Potranno anche suonare sotto altro nome, continuare a negarsi, ritirarsi nelle profondità della natura, ma come nascondere la propria complessità?

L’album è registrato quasi totalmente in presa diretta ed è frutto di improvvisazioni che definirei spirituali ancor prima che strumentali, vasali ancor prima che organiche; forti come sono di un palpabile ed irrecidibile cordone tra il dentro di sé ed il fuori da sé.
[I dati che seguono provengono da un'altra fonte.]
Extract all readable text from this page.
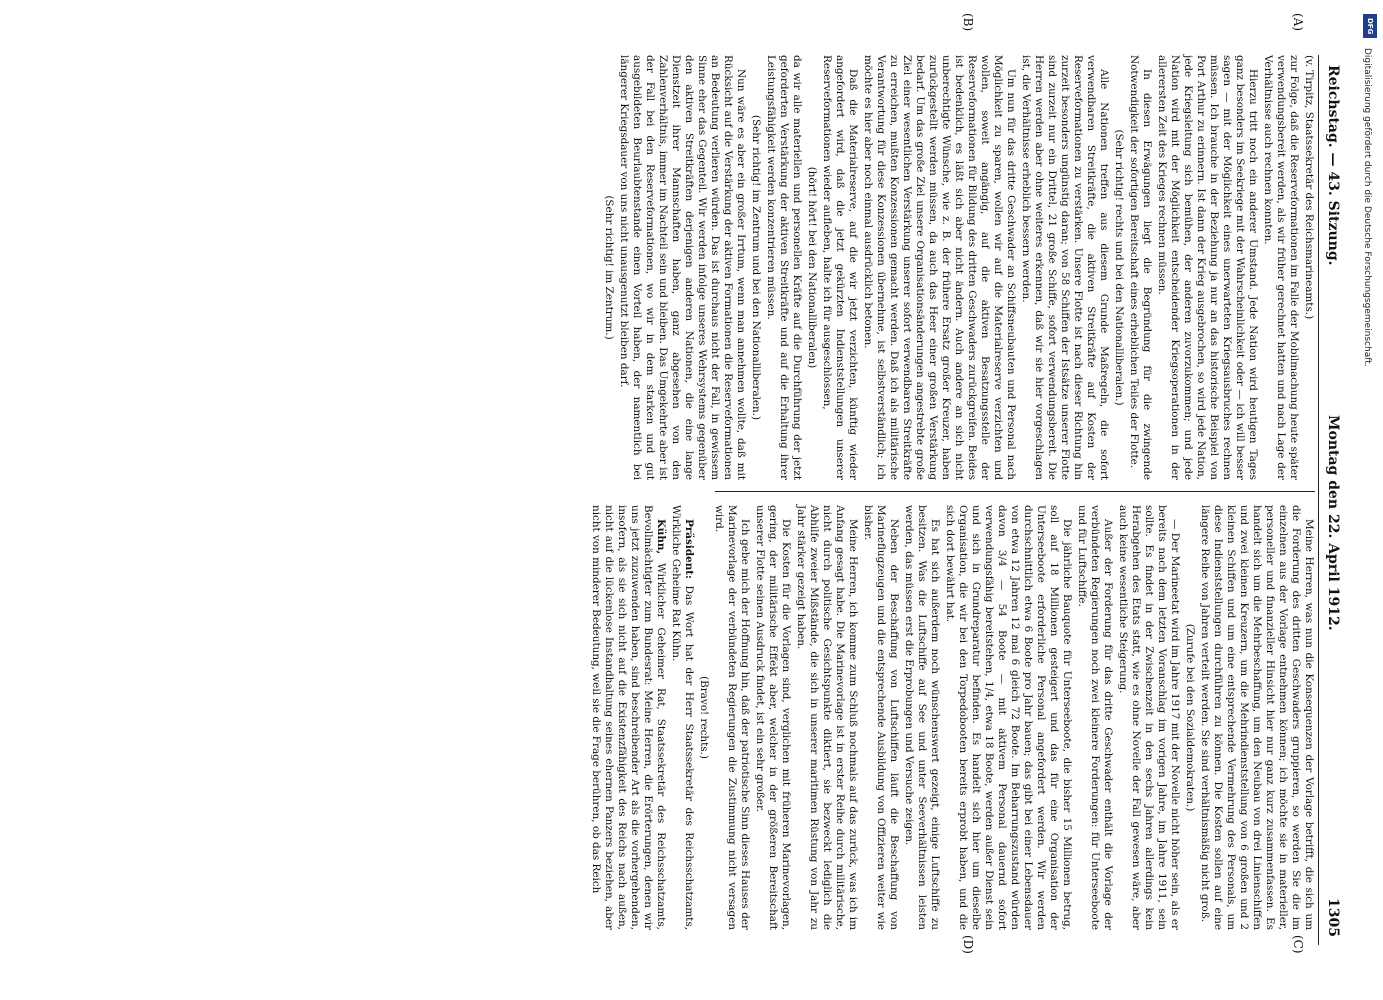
Reichstag. — 43. Sitzung.
Montag den 22. April 1912.
1305

(v. Tirpitz, Staatssekretär des Reichsmarineamts.)

zur Folge, daß die Reserveformationen im Falle der Mobilmachung heute später verwendungsbereit werden, als wir früher gerechnet hatten und nach Lage der Verhältnisse auch rechnen konnten.

Hierzu tritt noch ein anderer Umstand. Jede Nation wird heutigen Tages ganz besonders im Seekriege mit der Wahrscheinlichkeit oder — ich will besser sagen — mit der Möglichkeit eines unerwarteten Kriegsausbruches rechnen müssen. Ich brauche in der Beziehung ja nur an das historische Beispiel von Port Arthur zu erinnern. Ist dann der Krieg ausgebrochen, so wird jede Nation, jede Kriegsleitung sich bemühen, der anderen zuvorzukommen; und jede Nation wird mit der Möglichkeit entscheidender Kriegsoperationen in der allerersten Zeit des Krieges rechnen müssen.

In diesen Erwägungen liegt die Begründung für die zwingende Notwendigkeit der sofortigen Bereitschaft eines erheblichen Teiles der Flotte.

(Sehr richtig! rechts und bei den Nationalliberalen.)

Alle Nationen treffen aus diesem Grunde Maßregeln, die sofort verwendbaren Streitkräfte, die aktiven Streitkräfte auf Kosten der Reserveformationen zu verstärken. Unsere Flotte ist nach dieser Richtung hin zurzeit besonders ungünstig daran; von 58 Schiffen der Istsätze unserer Flotte sind zurzeit nur ein Drittel, 21 große Schiffe, sofort verwendungsbereit. Die Herren werden aber ohne weiteres erkennen, daß wir sie hier vorgeschlagen ist, die Verhältnisse erheblich bessern werden.

Um nun für das dritte Geschwader an Schiffsneubauten und Personal nach Möglichkeit zu sparen, wollen wir auf die Materialreserve verzichten und wollen, soweit angängig, auf die aktiven Besatzungsstelle der Reserveformationen für Bildung des dritten Geschwaders zurückgreifen. Beides ist bedenklich, es läßt sich aber nicht ändern. Auch andere an sich nicht unberechtigte Wünsche, wie z. B. der frühere Ersatz großer Kreuzer, haben zurückgestellt werden müssen, da auch das Heer einer großen Verstärkung bedarf. Um das große Ziel unsere Organisationsänderungen angestrebte große Ziel einer wesentlichen Verstärkung unserer sofort verwendbaren Streitkräfte zu erreichen, mußten Konzessionen gemacht werden. Daß ich als militärische Verantwortung für diese Konzessionen übernehme, ist selbstverständlich; ich möchte es hier aber noch einmal ausdrücklich betonen.

Daß die Materialreserve, auf die wir jetzt verzichten, künftig wieder angefordert wird, daß die jetzt gekürzten Indienststellungen unserer Reserveformationen wieder aufleben, halte ich für ausgeschlossen,

(hört! hört! bei den Nationalliberalen)

da wir alle materiellen und personellen Kräfte auf die Durchführung der jetzt geforderten Verstärkung der aktiven Streitkräfte und auf die Erhaltung ihrer Leistungsfähigkeit werden konzentrieren müssen.

(Sehr richtig! im Zentrum und bei den Nationalliberalen.)

Nun wäre es aber ein großer Irrtum, wenn man annehmen wollte, daß mit Rücksicht auf die Verstärkung der aktiven Formationen die Reserveformationen an Bedeutung verlieren würden. Das ist durchaus nicht der Fall, in gewissem Sinne eher das Gegenteil. Wir werden infolge unseres Wehrsystems gegenüber den aktiven Streitkräften derjenigen anderen Nationen, die eine lange Dienstzeit ihrer Mannschaften haben, ganz abgesehen von den Zahlenverhältnis, immer im Nachteil sein und bleiben. Das Umgekehrte aber ist der Fall bei den Reserveformationen, wo wir in dem starken und gut ausgebildeten Beurlaubtenstande einen Vorteil haben, der namentlich bei längerer Kriegsdauer von uns nicht unausgenutzt bleiben darf.

(Sehr richtig! im Zentrum.)

Meine Herren, was nun die Konsequenzen der Vorlage betrifft, die sich um die Forderung des dritten Geschwaders gruppieren, so werden Sie die im einzelnen aus der Vorlage entnehmen können; ich möchte sie in materieller, personeller und finanzieller Hinsicht hier nur ganz kurz zusammenfassen. Es handelt sich um die Mehrbeschaffung, um den Neubau von drei Linienschiffen und zwei kleinen Kreuzern, um die Mehrindienststellung von 6 großen und 2 kleinen Schiffen und um eine entsprechende Vermehrung des Personals, um diese Indienststellungen durchführen zu können. Die Kosten sollen auf eine längere Reihe von Jahren verteilt werden. Sie sind verhältnismäßig nicht groß.

(Zurufe bei den Sozialdemokraten.)

— Der Marineetat wird im Jahre 1917 mit der Novelle nicht höher sein, als er bereits nach dem letzten Voranschlag im vorigen Jahre, im Jahre 1911, sein sollte. Es findet in der Zwischenzeit in den sechs Jahren allerdings kein Herabgehen des Etats statt, wie es ohne Novelle der Fall gewesen wäre, aber auch keine wesentliche Steigerung.

Außer der Forderung für das dritte Geschwader enthält die Vorlage der verbündeten Regierungen noch zwei kleinere Forderungen: für Unterseeboote und für Luftschiffe.

Die jährliche Bauquote für Unterseeboote, die bisher 15 Millionen betrug, soll auf 18 Millionen gesteigert und das für eine Organisation der Unterseeboote erforderliche Personal angefordert werden. Wir werden durchschnittlich etwa 6 Boote pro Jahr bauen; das gibt bei einer Lebensdauer von etwa 12 Jahren 12 mal 6 gleich 72 Boote. Im Beharrungszustand würden davon 3/4 — 54 Boote — mit aktivem Personal dauernd sofort verwendungsfähig bereitstehen, 1/4, etwa 18 Boote, werden außer Dienst sein und sich in Grundreparatur befinden. Es handelt sich hier um dieselbe Organisation, die wir bei den Torpedobooten bereits erprobt haben, und die sich dort bewährt hat.

Es hat sich außerdem noch wünschenswert gezeigt, einige Luftschiffe zu besitzen. Was die Luftschiffe auf See und unter Seeverhältnissen leisten werden, das müssen erst die Erprobungen und Versuche zeigen.

Neben der Beschaffung von Luftschiffen läuft die Beschaffung von Marineflugzeugen und die entsprechende Ausbildung von Offizieren weiter wie bisher.

Meine Herren, ich komme zum Schluß nochmals auf das zurück, was ich im Anfang gesagt habe. Die Marinevorlage ist in erster Reihe durch militärische, nicht durch politische Gesichtspunkte diktiert, sie bezweckt lediglich die Abhilfe zweier Mißstände, die sich in unserer maritimen Rüstung von Jahr zu Jahr stärker gezeigt haben.

Die Kosten für die Vorlagen sind, verglichen mit früheren Marinevorlagen, gering, der militärische Effekt aber, welcher in der größeren Bereitschaft unserer Flotte seinen Ausdruck findet, ist ein sehr großer.

Ich gebe mich der Hoffnung hin, daß der patriotische Sinn dieses Hauses der Marinevorlage der verbündeten Regierungen die Zustimmung nicht versagen wird.

(Bravo! rechts.)

Präsident: Das Wort hat der Herr Staatssekretär des Reichsschatzamts, Wirkliche Geheime Rat Kühn.

Kühn, Wirklicher Geheimer Rat, Staatssekretär des Reichsschatzamts, Bevollmächtigter zum Bundesrat: Meine Herren, die Erörterungen, denen wir uns jetzt zuzuwenden haben, sind beschreibender Art als die vorhergehenden, insofern, als sie sich nicht auf die Existenzfähigkeit des Reichs nach außen, nicht auf die lückenlose Instandhaltung seines ehernen Panzers beziehen, aber nicht von minderer Bedeutung, weil sie die Frage berühren, ob das Reich

(A)
(B)
(C)
(D)
DFG
Digitalisierung gefördert durch die Deutsche Forschungsgemeinschaft.
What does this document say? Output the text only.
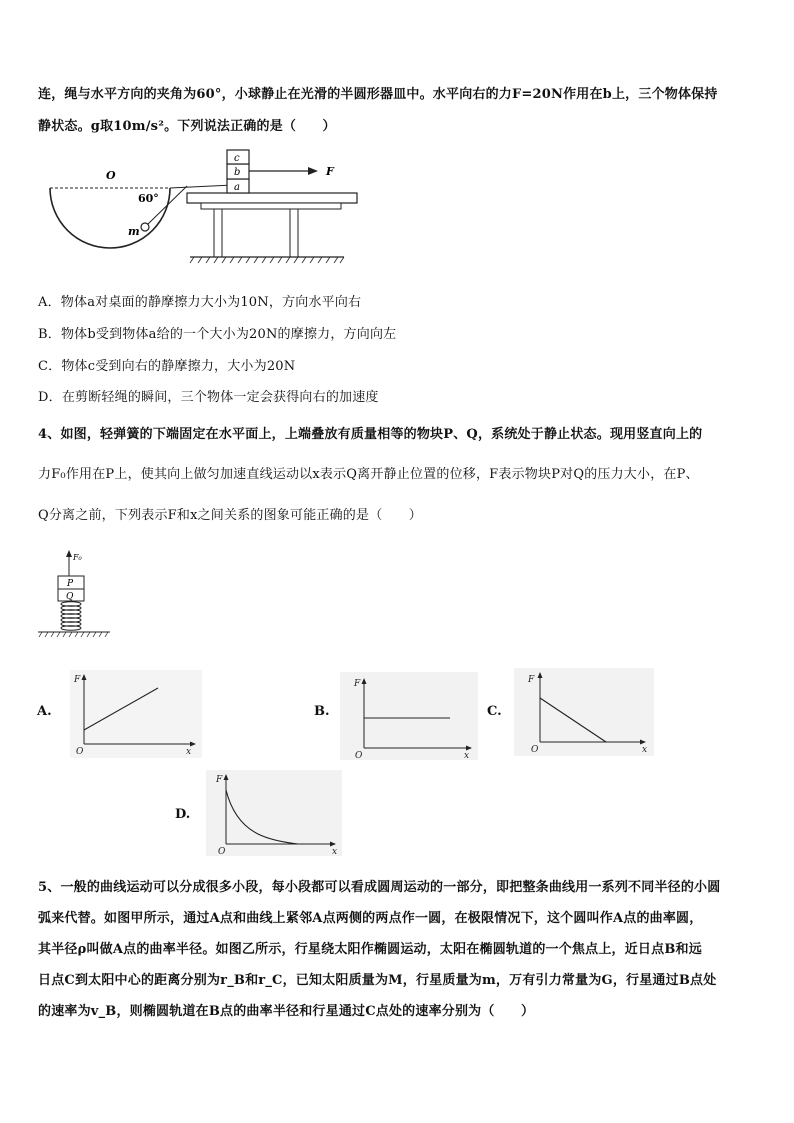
连，绳与水平方向的夹角为60°，小球静止在光滑的半圆形器皿中。水平向右的力F=20N作用在b上，三个物体保持
静状态。g取10m/s²。下列说法正确的是（　　）
O
60°
m
a
b
c
F
A．物体a对桌面的静摩擦力大小为10N，方向水平向右
B．物体b受到物体a给的一个大小为20N的摩擦力，方向向左
C．物体c受到向右的静摩擦力，大小为20N
D．在剪断轻绳的瞬间，三个物体一定会获得向右的加速度
4、如图，轻弹簧的下端固定在水平面上，上端叠放有质量相等的物块P、Q，系统处于静止状态。现用竖直向上的
力F₀作用在P上，使其向上做匀加速直线运动以x表示Q离开静止位置的位移，F表示物块P对Q的压力大小，在P、
Q分离之前，下列表示F和x之间关系的图象可能正确的是（　　）
F₀
P
Q
A.
F
x
O
B.
F
x
O
C.
F
x
O
D.
F
x
O
5、一般的曲线运动可以分成很多小段，每小段都可以看成圆周运动的一部分，即把整条曲线用一系列不同半径的小圆
弧来代替。如图甲所示，通过A点和曲线上紧邻A点两侧的两点作一圆，在极限情况下，这个圆叫作A点的曲率圆，
其半径ρ叫做A点的曲率半径。如图乙所示，行星绕太阳作椭圆运动，太阳在椭圆轨道的一个焦点上，近日点B和远
日点C到太阳中心的距离分别为r_B和r_C，已知太阳质量为M，行星质量为m，万有引力常量为G，行星通过B点处
的速率为v_B，则椭圆轨道在B点的曲率半径和行星通过C点处的速率分别为（　　）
Waterline. La marea e l’acqua, i Dead Can Dance (“Eventide”), i Tuxedomoon meno obliqui, il rumorismo, gli Anathema di A Fine Day To Exit (“Waterline”), una progressione circolare di tastiera, sorda come un’arpa accarezzata dal fondale sabbioso (“Adrift”). Lo scorrimento di note liquide che ci si disperdono tra le dita. Una distesa nella quale smarrirsi e diluire le incrostazioni crudeli dei nostri giorni, nella quale mondare le striature delle nostre malefatte, delle nostre piccole e quotidiane ipocrisie. Nella quale decalcificare nervi e tendini, per rinvigorire le volontà sfiancate. Quanto è dolce – e spietato – questo sax, nello spaventevole orizzonte del greto! Infuso della brezza di un odioso ovest. Dolce come l’acqua che accarezza il pianoforte, come l’organo elettronico che canta della nostra stupida caducità con note tese da sponda a sponda. Spietato come le chitarre che deridono il tempo stesso, che raschiano i fondali e ci comprimono il petto ad una spanna dal trapasso.

È ancora acqua? O sono lacrime, quelle che mi segnano il viso nel deliquio di questa notte sbagliata?